Strength: Hitting. The Wildcats defensive backs are a feisty bunch, especially now that a third safety is entering the fold. With Flowers and Bondurant leading the way, Arizona promises to be very aggressive from the last line of defense, pressing the issue by quickly filling running lanes.
Weakness: Blown coverages. The Wildcats were shredded through the air in 2011, and that was when Wade was still wearing the school colors. Now that he has graduated—and the pass rush remains a question mark—the situation is prone to getting worse before it gets better. Arizona finished last season no higher than 10th in the Pac-12 in pass defense, completion percentage, yards per attempt and pass efficiency D.

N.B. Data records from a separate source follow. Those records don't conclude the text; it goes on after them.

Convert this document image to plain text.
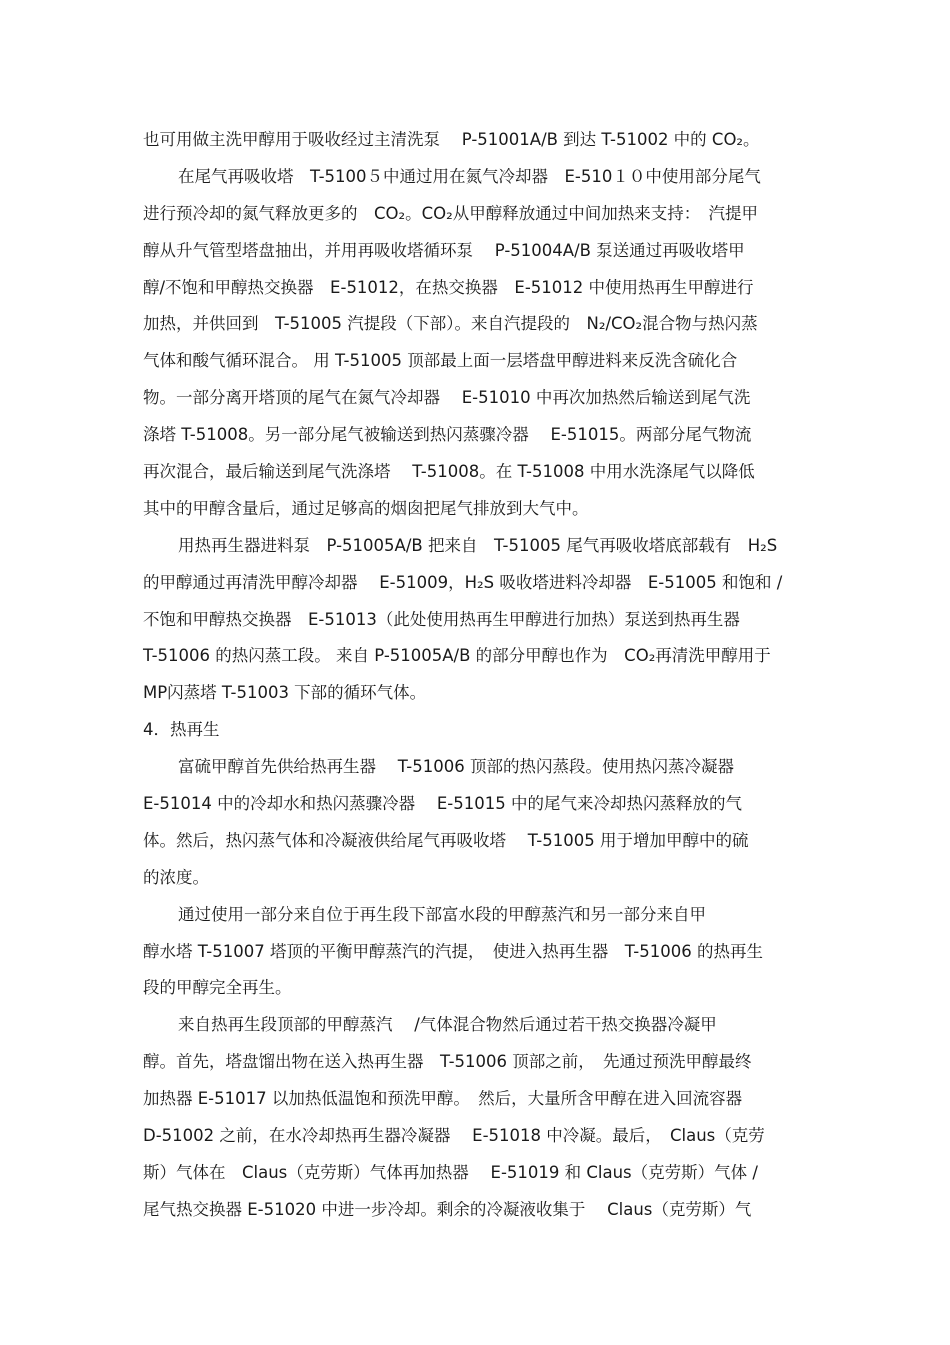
也可用做主洗甲醇用于吸收经过主清洗泵　 P-51001A/B 到达 T-51002 中的 CO₂。
在尾气再吸收塔　T-5100５中通过用在氮气冷却器　E-510１０中使用部分尾气
进行预冷却的氮气释放更多的　CO₂。CO₂从甲醇释放通过中间加热来支持：　汽提甲
醇从升气管型塔盘抽出，并用再吸收塔循环泵　 P-51004A/B 泵送通过再吸收塔甲
醇/不饱和甲醇热交换器　E-51012，在热交换器　E-51012 中使用热再生甲醇进行
加热，并供回到　T-51005 汽提段（下部）。来自汽提段的　N₂/CO₂混合物与热闪蒸
气体和酸气循环混合。 用 T-51005 顶部最上面一层塔盘甲醇进料来反洗含硫化合
物。一部分离开塔顶的尾气在氮气冷却器　 E-51010 中再次加热然后输送到尾气洗
涤塔 T-51008。另一部分尾气被输送到热闪蒸骤冷器　 E-51015。两部分尾气物流
再次混合，最后输送到尾气洗涤塔　 T-51008。在 T-51008 中用水洗涤尾气以降低
其中的甲醇含量后，通过足够高的烟囱把尾气排放到大气中。
用热再生器进料泵　P-51005A/B 把来自　T-51005 尾气再吸收塔底部载有　H₂S
的甲醇通过再清洗甲醇冷却器　 E-51009，H₂S 吸收塔进料冷却器　E-51005 和饱和 /
不饱和甲醇热交换器　E-51013（此处使用热再生甲醇进行加热）泵送到热再生器
T-51006 的热闪蒸工段。 来自 P-51005A/B 的部分甲醇也作为　CO₂再清洗甲醇用于
MP闪蒸塔 T-51003 下部的循环气体。
4．热再生
富硫甲醇首先供给热再生器　 T-51006 顶部的热闪蒸段。使用热闪蒸冷凝器
E-51014 中的冷却水和热闪蒸骤冷器　 E-51015 中的尾气来冷却热闪蒸释放的气
体。然后，热闪蒸气体和冷凝液供给尾气再吸收塔　 T-51005 用于增加甲醇中的硫
的浓度。
通过使用一部分来自位于再生段下部富水段的甲醇蒸汽和另一部分来自甲
醇水塔 T-51007 塔顶的平衡甲醇蒸汽的汽提，　使进入热再生器　T-51006 的热再生
段的甲醇完全再生。
来自热再生段顶部的甲醇蒸汽　 /气体混合物然后通过若干热交换器冷凝甲
醇。首先，塔盘馏出物在送入热再生器　T-51006 顶部之前，　先通过预洗甲醇最终
加热器 E-51017 以加热低温饱和预洗甲醇。　然后，大量所含甲醇在进入回流容器
D-51002 之前，在水冷却热再生器冷凝器　 E-51018 中冷凝。最后，　Claus（克劳
斯）气体在　Claus（克劳斯）气体再加热器　 E-51019 和 Claus（克劳斯）气体 /
尾气热交换器 E-51020 中进一步冷却。剩余的冷凝液收集于　 Claus（克劳斯）气
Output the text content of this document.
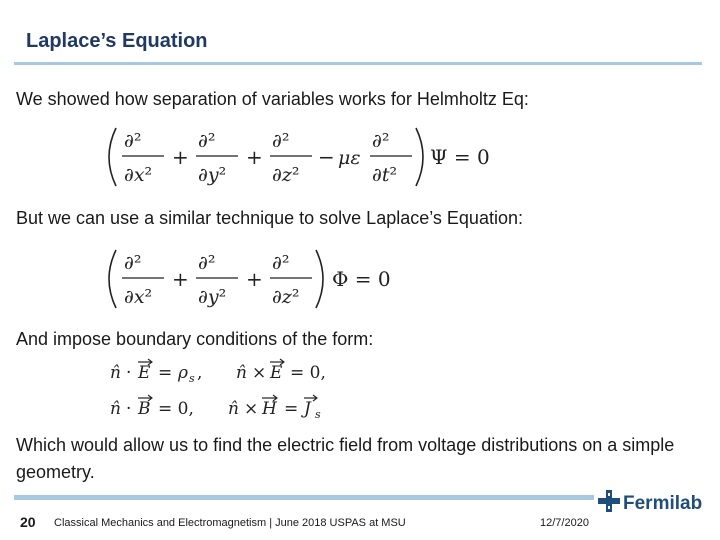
Laplace’s Equation
We showed how separation of variables works for Helmholtz Eq:
∂²
∂x²
+
∂²
∂y²
+
∂²
∂z²
− με
∂²
∂t²
Ψ = 0
But we can use a similar technique to solve Laplace’s Equation:
∂²
∂x²
+
∂²
∂y²
+
∂²
∂z²
Φ = 0
And impose boundary conditions of the form:
n̂ · E = ρ s , n̂ × E = 0,
n̂ · B = 0, n̂ × H = J s
Which would allow us to find the electric field from voltage distributions on a simple geometry.
Fermilab
20 Classical Mechanics and Electromagnetism | June 2018 USPAS at MSU	12/7/2020
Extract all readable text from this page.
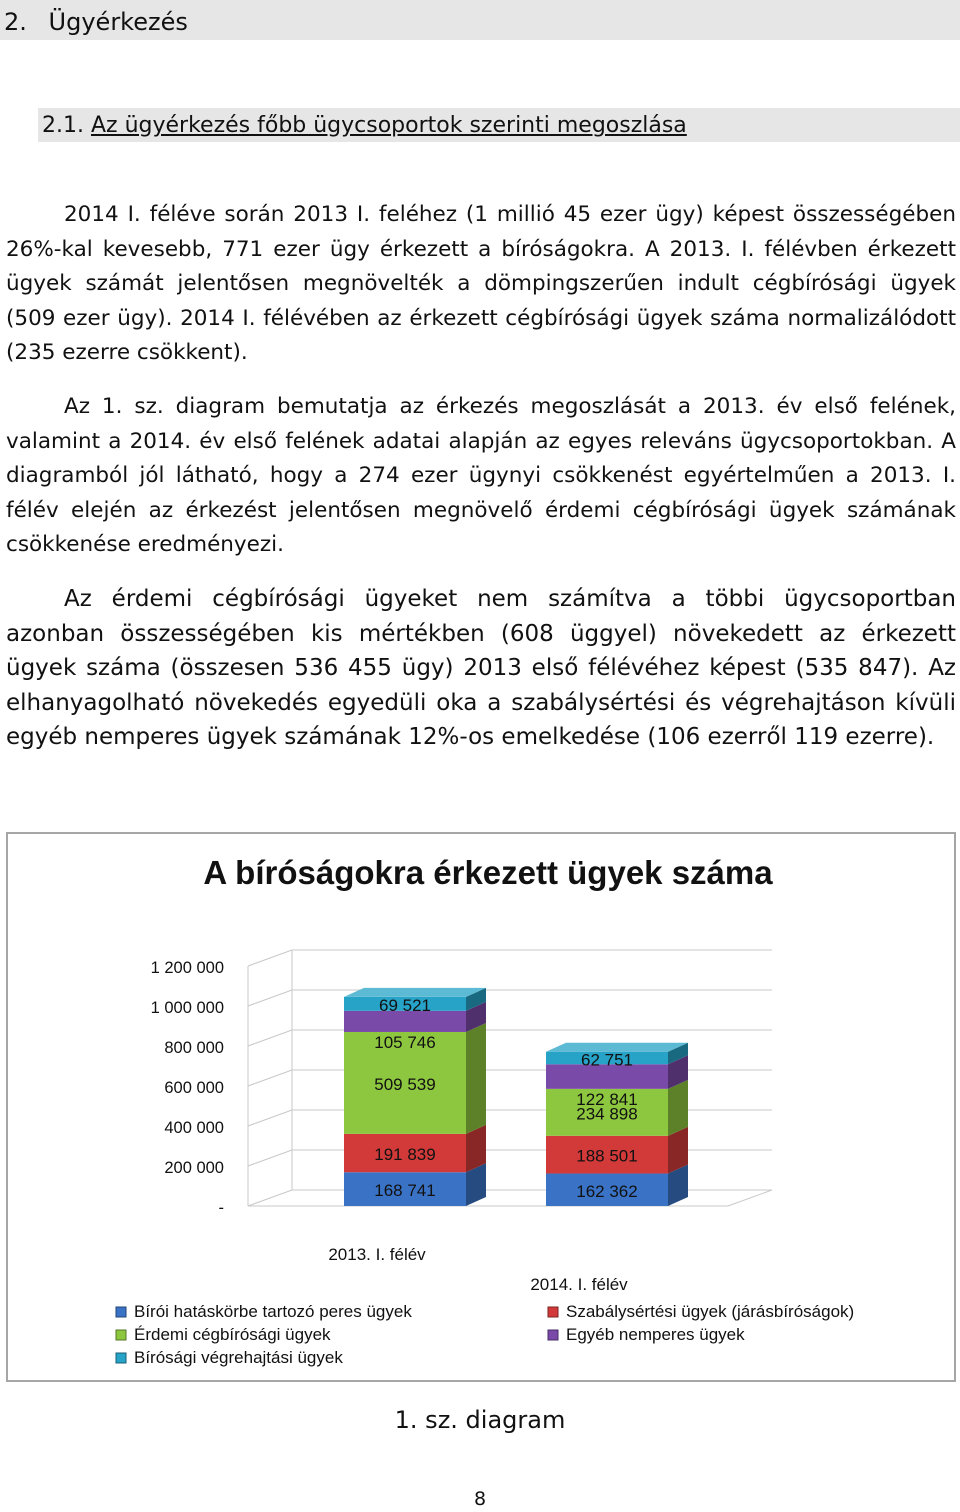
2. Ügyérkezés
2.1. Az ügyérkezés főbb ügycsoportok szerinti megoszlása

2014 I. féléve során 2013 I. feléhez (1 millió 45 ezer ügy) képest összességében 26%-kal kevesebb, 771 ezer ügy érkezett a bíróságokra. A 2013. I. félévben érkezett ügyek számát jelentősen megnövelték a dömpingszerűen indult cégbírósági ügyek (509 ezer ügy). 2014 I. félévében az érkezett cégbírósági ügyek száma normalizálódott (235 ezerre csökkent).

Az 1. sz. diagram bemutatja az érkezés megoszlását a 2013. év első felének, valamint a 2014. év első felének adatai alapján az egyes releváns ügycsoportokban. A diagramból jól látható, hogy a 274 ezer ügynyi csökkenést egyértelműen a 2013. I. félév elején az érkezést jelentősen megnövelő érdemi cégbírósági ügyek számának csökkenése eredményezi.

Az érdemi cégbírósági ügyeket nem számítva a többi ügycsoportban azonban összességében kis mértékben (608 üggyel) növekedett az érkezett ügyek száma (összesen 536 455 ügy) 2013 első félévéhez képest (535 847). Az elhanyagolható növekedés egyedüli oka a szabálysértési és végrehajtáson kívüli egyéb nemperes ügyek számának 12%-os emelkedése (106 ezerről 119 ezerre).

A bíróságokra érkezett ügyek száma
-
200 000
400 000
600 000
800 000
1 000 000
1 200 000
168 741
191 839
509 539
105 746
69 521
2013. I. félév
162 362
188 501
234 898
122 841
62 751
2014. I. félév
Bírói hatáskörbe tartozó peres ügyek	Szabálysértési ügyek (járásbíróságok)
Érdemi cégbírósági ügyek	Egyéb nemperes ügyek
Bírósági végrehajtási ügyek
1. sz. diagram
8
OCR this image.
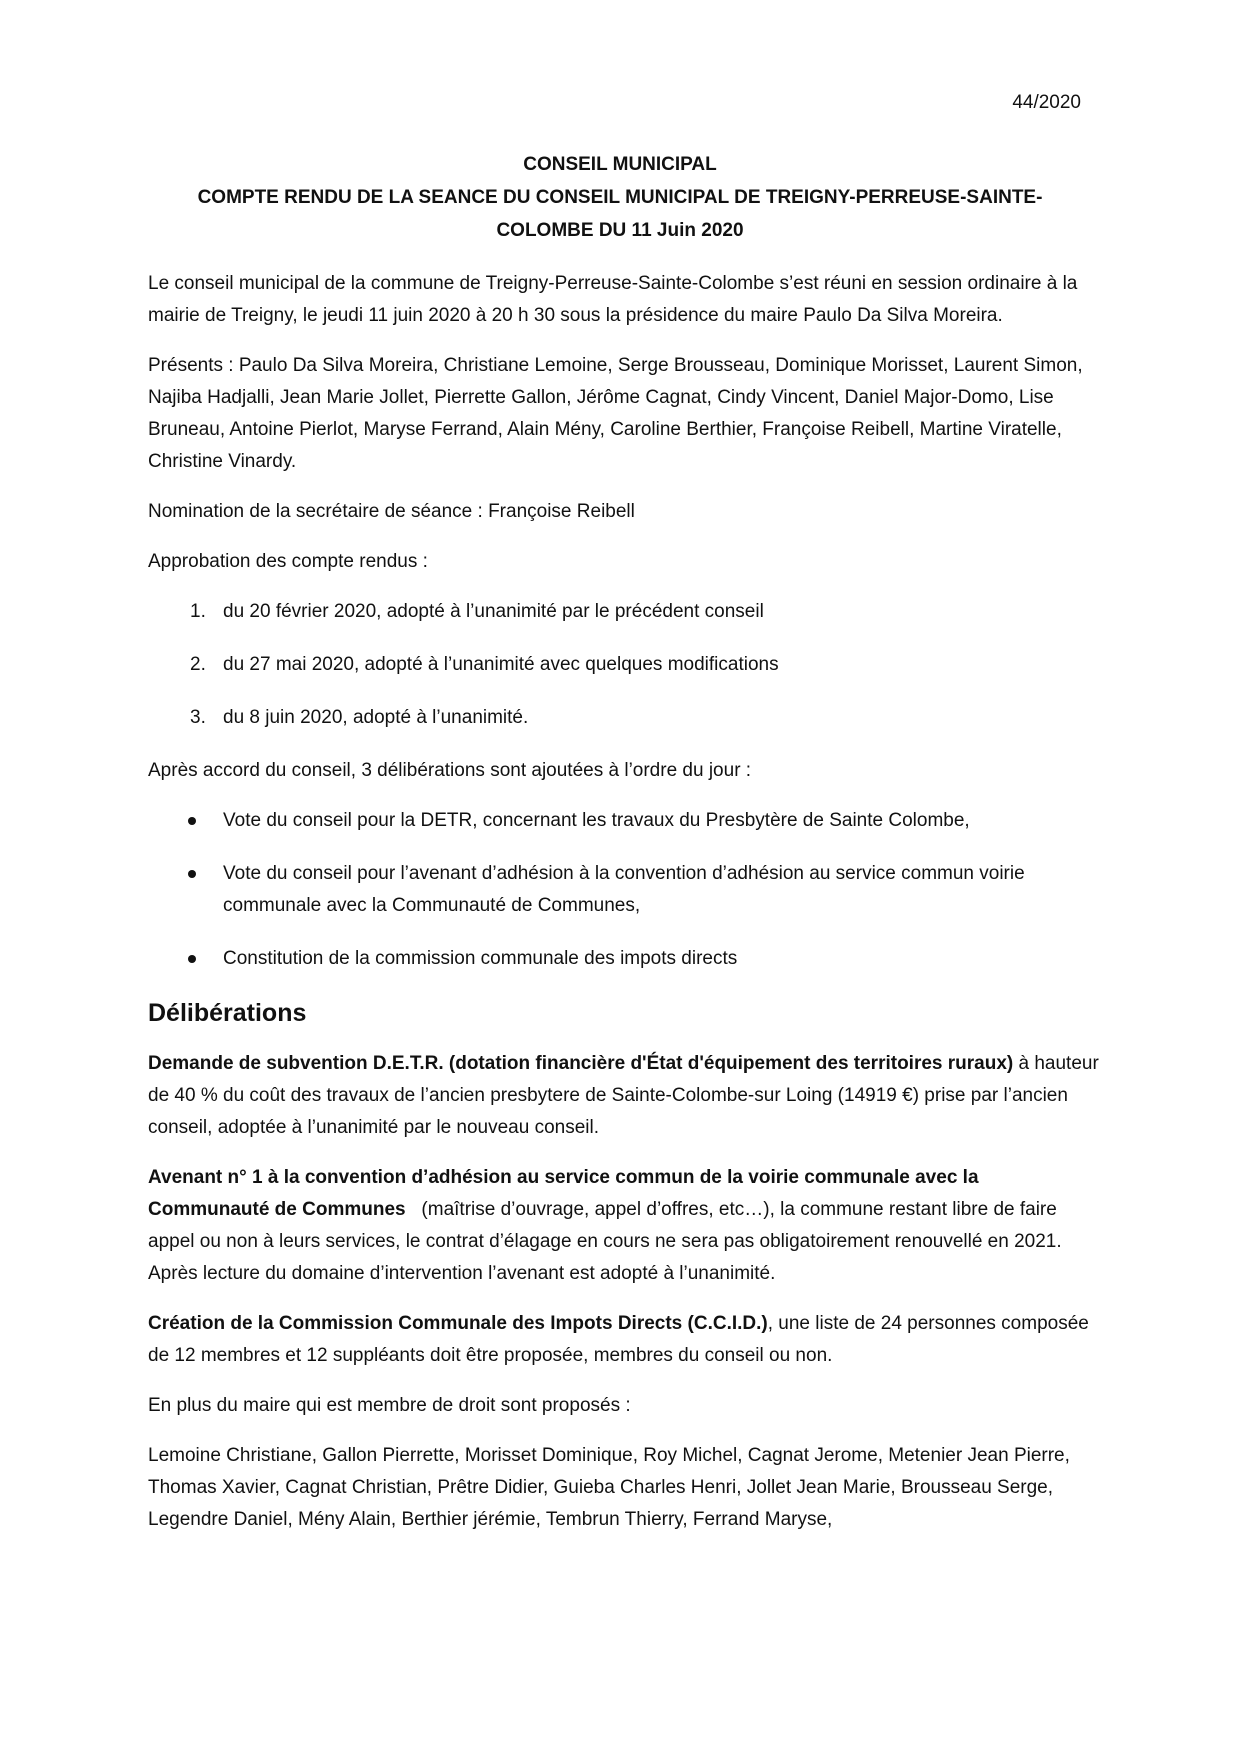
44/2020
CONSEIL MUNICIPAL
COMPTE RENDU DE LA SEANCE DU CONSEIL MUNICIPAL DE TREIGNY-PERREUSE-SAINTE-
COLOMBE DU 11 Juin 2020

Le conseil municipal de la commune de Treigny-Perreuse-Sainte-Colombe s’est réuni en session ordinaire à la mairie de Treigny, le jeudi 11 juin 2020 à 20 h 30 sous la présidence du maire Paulo Da Silva Moreira.

Présents : Paulo Da Silva Moreira, Christiane Lemoine, Serge Brousseau, Dominique Morisset, Laurent Simon, Najiba Hadjalli, Jean Marie Jollet, Pierrette Gallon, Jérôme Cagnat, Cindy Vincent, Daniel Major-Domo, Lise Bruneau, Antoine Pierlot, Maryse Ferrand, Alain Mény, Caroline Berthier, Françoise Reibell, Martine Viratelle, Christine Vinardy.

Nomination de la secrétaire de séance : Françoise Reibell

Approbation des compte rendus :

1. du 20 février 2020, adopté à l’unanimité par le précédent conseil
2. du 27 mai 2020, adopté à l’unanimité avec quelques modifications
3. du 8 juin 2020, adopté à l’unanimité.

Après accord du conseil, 3 délibérations sont ajoutées à l’ordre du jour :

Vote du conseil pour la DETR, concernant les travaux du Presbytère de Sainte Colombe,
Vote du conseil pour l’avenant d’adhésion à la convention d’adhésion au service commun voirie communale avec la Communauté de Communes,
Constitution de la commission communale des impots directs
Délibérations

Demande de subvention D.E.T.R. (dotation financière d'État d'équipement des territoires ruraux) à hauteur de 40 % du coût des travaux de l’ancien presbytere de Sainte-Colombe-sur Loing (14919 €) prise par l’ancien conseil, adoptée à l’unanimité par le nouveau conseil.

Avenant n° 1 à la convention d’adhésion au service commun de la voirie communale avec la Communauté de Communes   (maîtrise d’ouvrage, appel d’offres, etc…), la commune restant libre de faire appel ou non à leurs services, le contrat d’élagage en cours ne sera pas obligatoirement renouvellé en 2021. Après lecture du domaine d’intervention l’avenant est adopté à l’unanimité.

Création de la Commission Communale des Impots Directs (C.C.I.D.), une liste de 24 personnes composée de 12 membres et 12 suppléants doit être proposée, membres du conseil ou non.

En plus du maire qui est membre de droit sont proposés :

Lemoine Christiane, Gallon Pierrette, Morisset Dominique, Roy Michel, Cagnat Jerome, Metenier Jean Pierre, Thomas Xavier, Cagnat Christian, Prêtre Didier, Guieba Charles Henri, Jollet Jean Marie, Brousseau Serge, Legendre Daniel, Mény Alain, Berthier jérémie, Tembrun Thierry, Ferrand Maryse,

Outlook: The ‘Cats must improve their pass defense, a situation complicated by the knee injury to Hall and the continued struggles of the D-line. The secondary was strafed repeatedly in 2011, and now its top cover corner needs to be replaced. The safeties could be a pleasant surprise. However, the cornerbacks really need McKnight to be healthy and ready to pick up where he left off before getting hurt last summer.
The one sure-thing on an otherwise uncertain special teams unit is at punter, where senior Kyle Dugandzic will be looking to pick up where he left off in 2011. In an auspicious debut out Ventura (Calif.) College, he would have led the Pac-12 with a 46-yard average had he made enough attempts to qualifies for the rankings. He also showed good touch with his punts, angling 12-of-40 inside the opponent’s 20-yard line.
The incumbent at placekicker is senior John Bonano, a steadying force on special teams a year ago. He took over for an ineffective Jaime Salazar and Alex Zendejas, hitting 8-of-12 field goals to earn improbably All-Pac-12 honorable mention recognition. However, junior Jake Smith, a transfer from Syracuse and Youngstown State showed enough leg strength in the spring to make this a competition in the summer.
Junior Richard Morrison is competing to be both the Wildcats’ punt and kick returner in the fall. He has terrific sped and the upfield vision to find the daylight in a coverage team. His competition will come from sophomore Jonathan McKnight on punts and junior Kylan Butler on kickoffs.
Watch Out For… Smith’s quest to make the kicker competition interesting in August. He didn’t back down to the incumbent in April, which really turned the staff’s heads. Bonano was hardly without flaws in his debut, and a new set of coaches is keeping an open mind about a lot of positions on the two-deep.
Strength: Dugandzic. Who knew? The punter was a revelation in his first season in Tucson, doing an unexpectedly crisp job of replacing Keenyn Crier. He quickly assimilated to his new digs, punting with excellent pop and angles. The senior should once again be the defense’s best friend.
Weakness: The coverage teams. What happened here? A unit strength in 2010 degraded into a liability last fall, as the Wildcats finished 110th nationally in punt return average defense and 103rd in covering kicks. The new regime will look to immediately plug the holes in both sectors by attempting to flood the field with quality, aggressive athletes.
Outlook: While Arizona appears to be heading in the right direction on special teams with the likes of Dugandzic and Bonano, no one is poised to claim mission accomplished. The return game is still searching for a spark, and the coverage teams have a long way to go after getting exploited on a weekly basis in 2011.